Sudan's army conducted airstrikes in the capital, Khartoum, on Monday, residents said, seeking to win ground against its paramilitary rivals hours before a weeklong cease-fire aimed at allowing delivery of aid was to take effect.
The army also carried out airstrikes into the evening on Sunday, witnesses said, targeting vehicles from mobile units of the paramilitary Rapid Support Forces that have been operating across residential areas in the capital since the conflict between the two military factions erupted on April 15.
Both sides have said they will abide by a cease-fire starting at 9:45 p.m. local time (19:45 GMT). Though fighting has continued through previous cease-fires, this is the first truce to be formally agreed to following negotiations.
The cease-fire deal includes a monitoring mechanism involving the army and the RSF as well as representatives from Saudi Arabia and the United States, which brokered the agreement after talks in Jeddah.
The deal has raised hopes of a pause in a war that has driven nearly 1.1 million people from their homes, including more 250,000 who have fled into neighboring countries, threatening to destabilize a volatile region.
The airstrikes residents reported Monday were in Khartoum, Omdurman and Bahri, the three cities that make up the greater capital, separated by the confluence of the Blue Nile and White Nile. They also said clashes could be heard in central Khartoum.
The army has struggled to dislodge the RSF from strategic positions in central Khartoum and from neighborhoods where it has occupied civilian buildings. The RSF, which has its roots in the feared militias that fought with the government in Darfur, is adept at ground fighting, while the army has depended largely on airstrikes and heavy artillery.
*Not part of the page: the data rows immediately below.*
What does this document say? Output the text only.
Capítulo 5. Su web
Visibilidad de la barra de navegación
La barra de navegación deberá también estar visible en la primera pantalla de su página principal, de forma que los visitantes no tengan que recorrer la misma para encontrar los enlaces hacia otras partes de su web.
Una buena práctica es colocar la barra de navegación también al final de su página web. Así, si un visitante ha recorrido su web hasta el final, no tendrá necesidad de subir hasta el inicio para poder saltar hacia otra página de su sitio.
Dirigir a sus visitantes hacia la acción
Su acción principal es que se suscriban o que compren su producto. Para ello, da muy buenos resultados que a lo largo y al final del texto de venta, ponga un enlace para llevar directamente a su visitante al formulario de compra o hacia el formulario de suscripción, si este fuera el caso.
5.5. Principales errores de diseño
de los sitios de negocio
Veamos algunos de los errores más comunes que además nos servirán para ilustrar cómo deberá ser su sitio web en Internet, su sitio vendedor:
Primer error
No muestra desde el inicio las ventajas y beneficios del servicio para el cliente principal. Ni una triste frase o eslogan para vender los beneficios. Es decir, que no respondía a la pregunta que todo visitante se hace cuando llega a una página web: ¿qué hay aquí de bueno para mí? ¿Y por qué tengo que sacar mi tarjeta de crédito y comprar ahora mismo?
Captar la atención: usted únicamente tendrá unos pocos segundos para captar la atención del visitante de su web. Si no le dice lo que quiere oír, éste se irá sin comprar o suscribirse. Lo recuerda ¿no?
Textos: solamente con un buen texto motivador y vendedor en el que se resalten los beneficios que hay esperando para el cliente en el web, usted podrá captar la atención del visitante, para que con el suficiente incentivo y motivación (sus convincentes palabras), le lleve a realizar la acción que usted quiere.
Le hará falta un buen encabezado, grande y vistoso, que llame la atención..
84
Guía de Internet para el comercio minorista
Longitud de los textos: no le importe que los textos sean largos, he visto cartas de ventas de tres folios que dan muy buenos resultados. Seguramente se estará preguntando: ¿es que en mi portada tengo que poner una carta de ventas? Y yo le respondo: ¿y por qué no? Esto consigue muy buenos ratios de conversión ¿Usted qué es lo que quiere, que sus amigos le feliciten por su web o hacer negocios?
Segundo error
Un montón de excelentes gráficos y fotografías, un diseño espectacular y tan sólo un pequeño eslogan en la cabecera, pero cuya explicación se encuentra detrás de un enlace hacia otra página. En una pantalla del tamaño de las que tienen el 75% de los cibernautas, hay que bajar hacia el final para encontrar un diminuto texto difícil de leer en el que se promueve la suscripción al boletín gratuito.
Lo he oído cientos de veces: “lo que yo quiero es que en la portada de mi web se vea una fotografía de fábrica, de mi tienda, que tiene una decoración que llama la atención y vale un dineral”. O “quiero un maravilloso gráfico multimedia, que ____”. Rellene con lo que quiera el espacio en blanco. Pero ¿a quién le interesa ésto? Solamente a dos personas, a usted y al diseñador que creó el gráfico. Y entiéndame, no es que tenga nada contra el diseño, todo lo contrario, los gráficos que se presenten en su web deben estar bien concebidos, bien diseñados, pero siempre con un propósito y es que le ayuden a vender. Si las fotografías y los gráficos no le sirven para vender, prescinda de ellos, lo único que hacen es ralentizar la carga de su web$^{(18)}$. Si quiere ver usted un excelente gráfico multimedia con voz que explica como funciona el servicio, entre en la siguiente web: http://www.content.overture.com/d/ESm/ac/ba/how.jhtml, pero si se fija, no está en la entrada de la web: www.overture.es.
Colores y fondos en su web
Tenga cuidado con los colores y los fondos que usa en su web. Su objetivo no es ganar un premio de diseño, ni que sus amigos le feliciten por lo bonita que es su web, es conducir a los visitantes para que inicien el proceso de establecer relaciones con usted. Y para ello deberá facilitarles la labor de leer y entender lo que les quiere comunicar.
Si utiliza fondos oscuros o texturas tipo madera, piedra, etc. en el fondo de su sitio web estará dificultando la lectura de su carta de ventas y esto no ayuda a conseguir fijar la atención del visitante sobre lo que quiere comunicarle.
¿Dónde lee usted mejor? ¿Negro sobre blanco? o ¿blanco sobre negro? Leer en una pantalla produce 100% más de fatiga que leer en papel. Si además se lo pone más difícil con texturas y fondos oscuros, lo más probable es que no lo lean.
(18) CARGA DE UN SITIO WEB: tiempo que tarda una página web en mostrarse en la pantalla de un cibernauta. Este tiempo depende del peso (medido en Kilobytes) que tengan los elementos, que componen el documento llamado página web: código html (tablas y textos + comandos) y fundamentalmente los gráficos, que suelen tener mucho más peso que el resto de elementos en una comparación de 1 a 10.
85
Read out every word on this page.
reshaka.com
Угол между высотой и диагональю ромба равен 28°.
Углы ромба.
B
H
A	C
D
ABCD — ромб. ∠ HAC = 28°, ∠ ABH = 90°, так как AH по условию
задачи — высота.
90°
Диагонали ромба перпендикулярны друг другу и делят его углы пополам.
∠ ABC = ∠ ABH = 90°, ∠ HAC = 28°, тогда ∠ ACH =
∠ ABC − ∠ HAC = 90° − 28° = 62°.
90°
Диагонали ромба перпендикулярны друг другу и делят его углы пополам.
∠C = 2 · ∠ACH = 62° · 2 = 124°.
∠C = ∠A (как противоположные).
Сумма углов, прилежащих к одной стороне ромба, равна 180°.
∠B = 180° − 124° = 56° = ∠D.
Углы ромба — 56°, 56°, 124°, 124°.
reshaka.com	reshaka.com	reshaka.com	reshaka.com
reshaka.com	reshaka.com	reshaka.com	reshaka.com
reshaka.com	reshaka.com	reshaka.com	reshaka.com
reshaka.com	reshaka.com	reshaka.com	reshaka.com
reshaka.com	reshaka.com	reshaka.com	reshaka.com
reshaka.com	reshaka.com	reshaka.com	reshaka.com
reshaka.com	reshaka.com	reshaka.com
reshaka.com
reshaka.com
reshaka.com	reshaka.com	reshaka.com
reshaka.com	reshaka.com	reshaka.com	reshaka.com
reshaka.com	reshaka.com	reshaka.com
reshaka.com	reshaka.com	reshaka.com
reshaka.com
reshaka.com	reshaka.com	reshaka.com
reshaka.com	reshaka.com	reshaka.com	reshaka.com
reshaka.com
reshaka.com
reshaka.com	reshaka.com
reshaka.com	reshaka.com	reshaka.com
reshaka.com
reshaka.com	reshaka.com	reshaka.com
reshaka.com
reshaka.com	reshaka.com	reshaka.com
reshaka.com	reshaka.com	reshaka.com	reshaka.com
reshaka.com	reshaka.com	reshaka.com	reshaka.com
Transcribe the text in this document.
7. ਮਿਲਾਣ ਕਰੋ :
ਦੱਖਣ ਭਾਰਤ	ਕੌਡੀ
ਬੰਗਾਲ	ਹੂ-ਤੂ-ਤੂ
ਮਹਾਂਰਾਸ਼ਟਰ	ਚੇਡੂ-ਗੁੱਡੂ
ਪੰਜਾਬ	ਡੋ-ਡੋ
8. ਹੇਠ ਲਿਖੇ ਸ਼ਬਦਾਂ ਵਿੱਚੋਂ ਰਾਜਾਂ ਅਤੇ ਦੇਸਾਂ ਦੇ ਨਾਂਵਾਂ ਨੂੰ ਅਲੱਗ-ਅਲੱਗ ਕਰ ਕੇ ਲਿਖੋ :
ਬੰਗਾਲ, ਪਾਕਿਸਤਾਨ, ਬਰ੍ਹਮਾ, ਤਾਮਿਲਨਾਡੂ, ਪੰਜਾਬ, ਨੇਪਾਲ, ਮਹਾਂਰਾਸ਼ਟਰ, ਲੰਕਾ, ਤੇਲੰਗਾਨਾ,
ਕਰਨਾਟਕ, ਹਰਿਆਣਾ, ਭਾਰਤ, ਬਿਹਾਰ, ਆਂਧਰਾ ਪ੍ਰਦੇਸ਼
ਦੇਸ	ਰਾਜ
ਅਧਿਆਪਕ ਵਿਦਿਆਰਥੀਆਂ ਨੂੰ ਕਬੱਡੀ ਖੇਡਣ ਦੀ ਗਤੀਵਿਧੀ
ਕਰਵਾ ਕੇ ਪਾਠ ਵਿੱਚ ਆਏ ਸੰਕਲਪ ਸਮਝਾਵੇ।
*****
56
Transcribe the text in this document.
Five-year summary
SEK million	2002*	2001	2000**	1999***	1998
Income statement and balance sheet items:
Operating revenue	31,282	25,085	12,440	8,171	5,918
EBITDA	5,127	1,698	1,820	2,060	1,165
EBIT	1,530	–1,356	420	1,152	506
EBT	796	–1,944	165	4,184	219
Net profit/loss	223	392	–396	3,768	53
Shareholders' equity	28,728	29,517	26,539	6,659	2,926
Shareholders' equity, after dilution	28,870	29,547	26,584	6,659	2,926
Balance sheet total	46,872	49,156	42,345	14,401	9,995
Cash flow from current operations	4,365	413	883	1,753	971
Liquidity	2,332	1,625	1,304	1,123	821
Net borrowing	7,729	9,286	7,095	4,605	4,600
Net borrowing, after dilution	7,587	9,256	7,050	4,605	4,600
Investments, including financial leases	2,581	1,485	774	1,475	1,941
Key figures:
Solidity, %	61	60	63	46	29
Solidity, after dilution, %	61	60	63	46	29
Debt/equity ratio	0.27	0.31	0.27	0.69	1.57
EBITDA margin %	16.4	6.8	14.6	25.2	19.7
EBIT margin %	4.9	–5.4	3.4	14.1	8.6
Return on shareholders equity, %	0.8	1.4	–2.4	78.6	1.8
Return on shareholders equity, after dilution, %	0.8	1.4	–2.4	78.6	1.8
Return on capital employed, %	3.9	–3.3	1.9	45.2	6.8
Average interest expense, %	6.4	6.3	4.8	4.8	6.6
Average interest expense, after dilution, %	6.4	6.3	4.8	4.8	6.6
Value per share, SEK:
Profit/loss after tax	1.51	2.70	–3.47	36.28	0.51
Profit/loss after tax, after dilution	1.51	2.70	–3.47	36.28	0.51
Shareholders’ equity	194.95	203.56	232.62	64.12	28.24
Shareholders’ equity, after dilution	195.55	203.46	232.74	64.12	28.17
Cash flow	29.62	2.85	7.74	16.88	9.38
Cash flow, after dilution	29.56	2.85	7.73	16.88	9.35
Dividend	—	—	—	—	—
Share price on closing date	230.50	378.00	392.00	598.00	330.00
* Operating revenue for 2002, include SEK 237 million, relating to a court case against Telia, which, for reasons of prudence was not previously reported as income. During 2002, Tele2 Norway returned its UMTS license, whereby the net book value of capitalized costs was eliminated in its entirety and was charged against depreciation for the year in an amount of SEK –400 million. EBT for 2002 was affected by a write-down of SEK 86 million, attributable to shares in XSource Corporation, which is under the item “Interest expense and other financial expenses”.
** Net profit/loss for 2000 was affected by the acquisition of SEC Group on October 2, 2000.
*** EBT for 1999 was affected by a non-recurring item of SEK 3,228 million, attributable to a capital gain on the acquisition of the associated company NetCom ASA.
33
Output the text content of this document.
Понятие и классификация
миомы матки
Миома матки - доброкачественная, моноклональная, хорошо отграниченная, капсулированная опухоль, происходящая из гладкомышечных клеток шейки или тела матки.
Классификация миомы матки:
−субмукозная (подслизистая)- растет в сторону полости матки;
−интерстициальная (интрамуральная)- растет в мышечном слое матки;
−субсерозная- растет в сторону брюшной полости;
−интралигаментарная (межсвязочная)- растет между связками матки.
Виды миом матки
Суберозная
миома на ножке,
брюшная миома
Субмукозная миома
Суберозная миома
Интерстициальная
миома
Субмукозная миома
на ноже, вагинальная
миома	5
More than five weeks of fighting in Khartoum have trapped millions in their homes or neighborhoods.
Residents have reported worsening lawlessness and looting, as well as crippling power and water outages. Supplies of food have been running low in some areas, and most hospitals have ceased to operate.
The agreement brokered in Jeddah is focused on allowing in aid and restoring essential services. Mediators say further talks would be needed to seek the removal of forces from urban areas to broker a permanent peace deal with civilian involvement.
The war erupted in Khartoum amid plans for army chief Abdel Fattah Burhan and RSF commander Mohamed Hamdan Dagalo, also known as Hemedti, to sign up to a new political transition toward elections under a civilian government.
Burhan and Hemedti took the top positions on Sudan's ruling council after the overthrow of former leader Omar al-Bashir during a popular uprising in 2019, sharing power with civilian groups.
In 2021, they staged a coup as a deadline approached to hand leadership of the transition to civilians.
Since last month, fighting has also flared in the western region of Darfur, already scarred by two decades of conflict and unrest that continued despite a peace deal with some groups in 2020.
At least 705 people have been killed across Sudan and at least 5,287 injured, according to the World Health Organization, though the true death toll is believed to be much higher.